After a few days, I heard the squawk of a blue jay one morning. On a deer stand, I can be driven to distraction by a single jay. But in my backyard, a jay was a splash of color on a winter day. It flitted around the cherry tree. Another soon joined it.

The rush was on.

A bright red male cardinal and its brown mate started regular morning shows. Mourning doves began picking dropped grain off the ground. A handful of dark-eyed juncos showed up after a January snowstorm. A couple of unidentified sparrows flashed through one morning. Above the suet holder, a downy woodpecker did its herky- jerky walk up and down the maple. (A downy working a tree always reminds me of Michael Jackson doing his moonwalk.)

I rearranged my office so the desk was next to a window. Out of the corner of my eye I can see the bird feeder. A pair of pocket binoculars stays on the computer tower and a copy of Birds of Chicago: Including NE Illinois and NW Indiana, by Chris C. Fisher and David B. Johnson, sits within arm's reach.

The feeder was a wedding gift, but while we lived in a three-flat on the Northwest Side, all it did was clutter up our basement storage bin. It is a colossus, made of white pine two feet by three feet with a high-pitched roof.

When we moved to a place with a small yard, I immediately dug a hole in a flower bed near the maple. I planted a four-foot 4-by-4, then hammered the feeder into it. It stood empty until the snow started.

I hung a feeder filled with sugar water on the porch. Ruby- throated hummingbirds would hover above it. If we turned our heads too quickly, they seemed to dematerialize into the air. I hung a thistle feeder, too. American goldfinches found it within a week.

Then the fall migration began, and I put the porch feeders away. For a few months, birding was limited to the honk of Canada geese in the morning or the caw of passing crows.

With the snow, I filled the wooden feeder and put suet in a wire basket tied to the maple.

They came.

This being the real natural world and not a Walt Disney production, predators were close behind. Cats began stalking the feeder. We took off the back panel so the birds had an escape route, and the cats soon gave up.

One morning, so many birds were hanging around they created a background hum of calls that wafted through the closed windows while I worked. Suddenly there was complete silence.

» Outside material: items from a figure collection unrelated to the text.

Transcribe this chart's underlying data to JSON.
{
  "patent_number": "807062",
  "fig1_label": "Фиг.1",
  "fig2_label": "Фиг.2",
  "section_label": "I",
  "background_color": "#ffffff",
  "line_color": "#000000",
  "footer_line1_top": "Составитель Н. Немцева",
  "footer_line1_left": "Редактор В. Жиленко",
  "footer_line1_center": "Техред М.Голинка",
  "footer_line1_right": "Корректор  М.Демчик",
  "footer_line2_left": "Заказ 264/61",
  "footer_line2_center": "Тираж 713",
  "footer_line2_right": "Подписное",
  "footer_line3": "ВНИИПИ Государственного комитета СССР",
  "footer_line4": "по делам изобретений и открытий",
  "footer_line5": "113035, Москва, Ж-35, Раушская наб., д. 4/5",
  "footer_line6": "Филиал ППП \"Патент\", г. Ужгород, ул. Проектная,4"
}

I looked out, and not a single bird was around. No sparrows fluttered in and out of the mulberry bush. The jays weren't sitting in the cherry tree. Even the rows of starlings had abandoned the maple.

A raptor was around. I caught the shadow of it passing to the north. It looked like a red-tailed hawk.

Everyone is invited to chronicle the birds that make up the natural background in the Great Backyard Bird Count 2000 from Friday through Monday.

The project by the National Audubon Society and the Cornell Laboratory of Ornithology is based on the Internet it will be a family activity.

It is not restricted by any means to the suburban or rural areas. In Chicago, there are wonders such as the great horned owl that has been hanging around Humboldt Park for several weeks, the parakeets of Jackson Park and the peregrine falcons downtown.

SHOW TIME: Ed Viesturs, 40, who went from the flatlands of Rockford to climb Mt. Everest five times, headlines Outside's International Adventure Travel and Outdoor Show at the Rosemont Convention Center. He will give a slide presentation at 4 p.m. Saturday.